By J. David Lee on 2014-10-21.

This post is the second in a series looking at the process of writing
C extension modules for Python using the NumPy API. In part 1 we built
a simple N-body simulation and found that the bottleneck was computing
the mutual forces between bodies, an O(N^{2}) operation. By
implementing the time-evolution function in C, we were able to speed
up the computation by a factor of about 70.

If you haven't read the first post, you should probably skim it before moving on.

In this post we'll trade some generality in our code for improved performance.

`World`

is a class that stores the state of N bodies. Our simulation
will evolve that state over a series of time-steps.

```
class World(object):
"""World is a structure that holds the state of N bodies and
additional variables.
threads : (int) The number of threads to use for multithreaded
implementations.
dt : (float) The time-step.
STATE OF THE WORLD:
N : (int) The number of bodies in the simulation.
m : (1D ndarray) The mass of each body.
r : (2D ndarray) The position of each body.
v : (2D ndarray) The velocity of each body.
F : (2D ndarray) The force on each body.
TEMPORARY VARIABLES:
Ft : (3D ndarray) A 2D force array for each thread's local storage.
s : (2D ndarray) The vectors from one body to all others.
s3 : (1D ndarray) The norm of each s vector.
NOTE: Ft is used by parallel algorithms for thread-local
storage. s and s3 are only used by the Python
implementation.
"""
def __init__(self, N, threads=1,
m_min=1, m_max=30.0, r_max=50.0, v_max=4.0, dt=1e-3):
self.threads = threads
self.N = N
self.m = np.random.uniform(m_min, m_max, N)
self.r = np.random.uniform(-r_max, r_max, (N, 2))
self.v = np.random.uniform(-v_max, v_max, (N, 2))
self.F = np.zeros_like(self.r)
self.Ft = np.zeros((threads, N, 2))
self.s = np.zeros_like(self.r)
self.s3 = np.zeros_like(self.m)
self.dt = dt
```

When the simulation begins, `N`

bodies are randomly assigned a mass,
`m`

, position, `r`

, and velocity, `v`

. For each time-step, the
following computations are made:

- The net force,
`F`

, on each body due to all other bodies is computed. - The velocity,
`v`

, of each body is modified due to the force. - The position,
`r`

, of each body is modified due to its velocity.

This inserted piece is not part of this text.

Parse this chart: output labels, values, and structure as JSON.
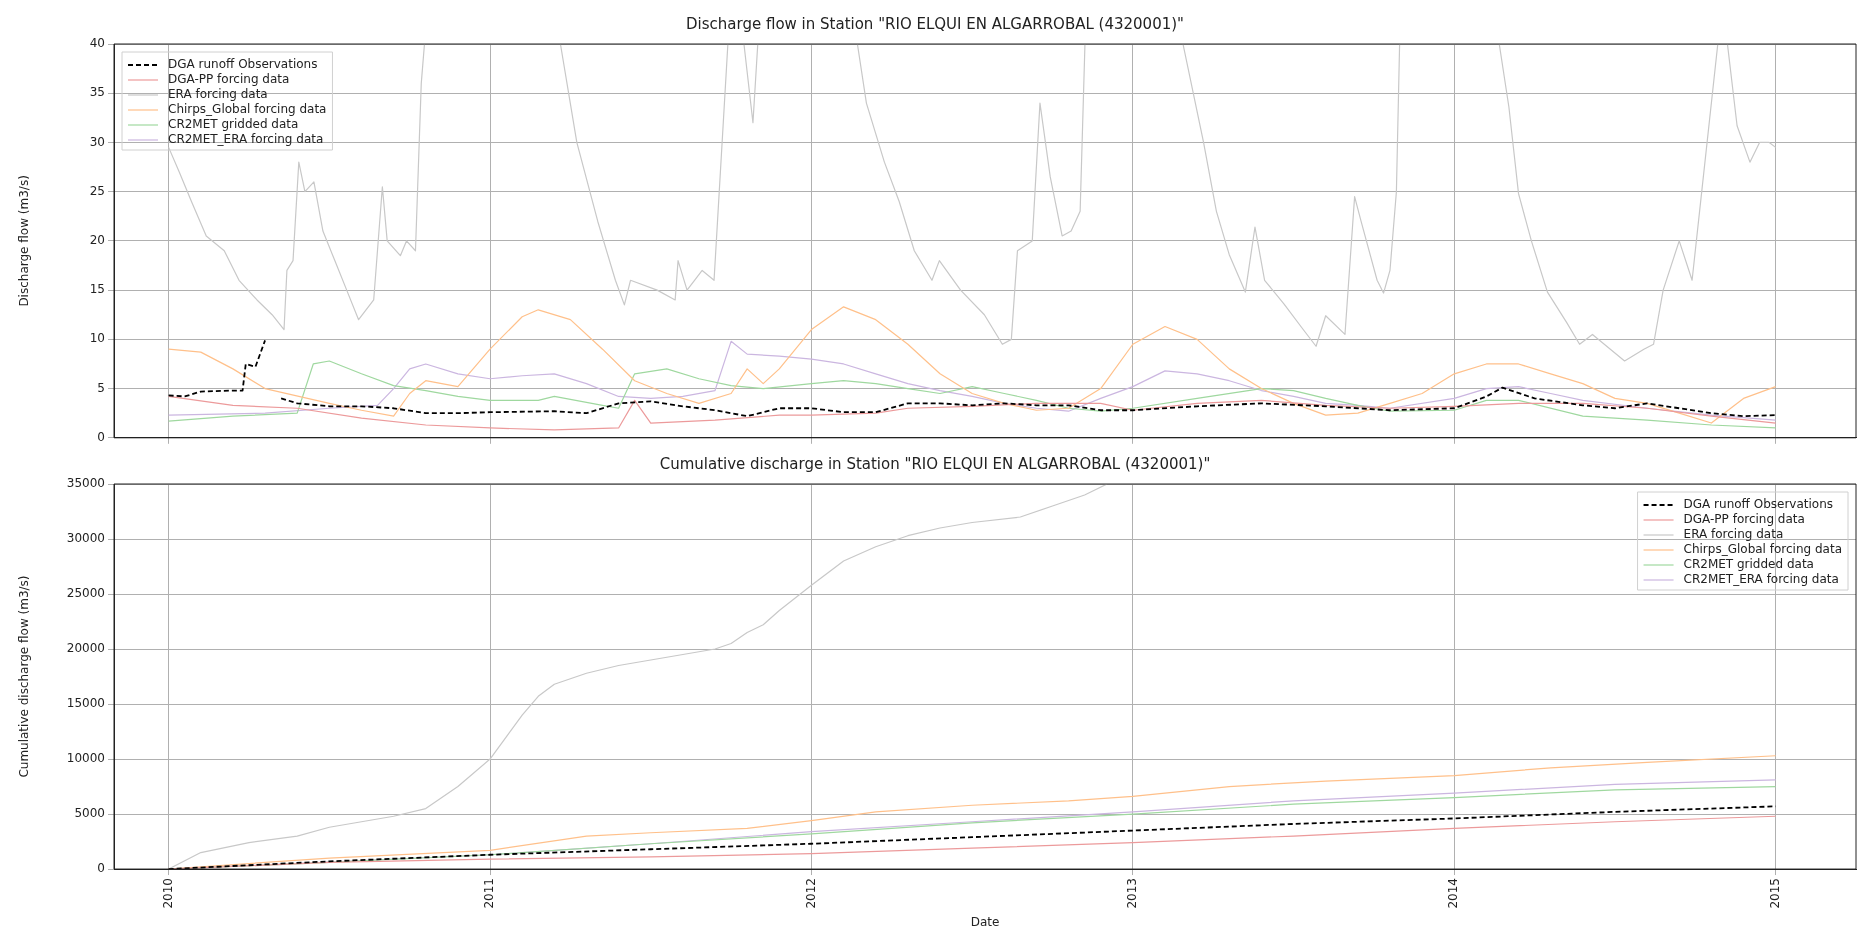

The extension module that we created in part 1 used macros to access the elements of NumPy arrays in C. Here's what one of those macros looks like:

```
#define r(x0, x1) (*(npy_float64*)((PyArray_DATA(py_r) + \
(x0) * PyArray_STRIDES(py_r)[0] + \
(x1) * PyArray_STRIDES(py_r)[1])))
```

Using a macro like this, we can access the elements of the `py_r`

array using a simple notation like `r(i, j)`

. The value indexed will
match what you'd see in Python, even if the array has been reshaped or
sliced in some way.

For general purpose code, that's what we'd want. In the case of our simulation, we know the pedigree of our arrays: they're contiguous and never sliced or reshaped. We can use this fact to both simplify and improve the performance of our code.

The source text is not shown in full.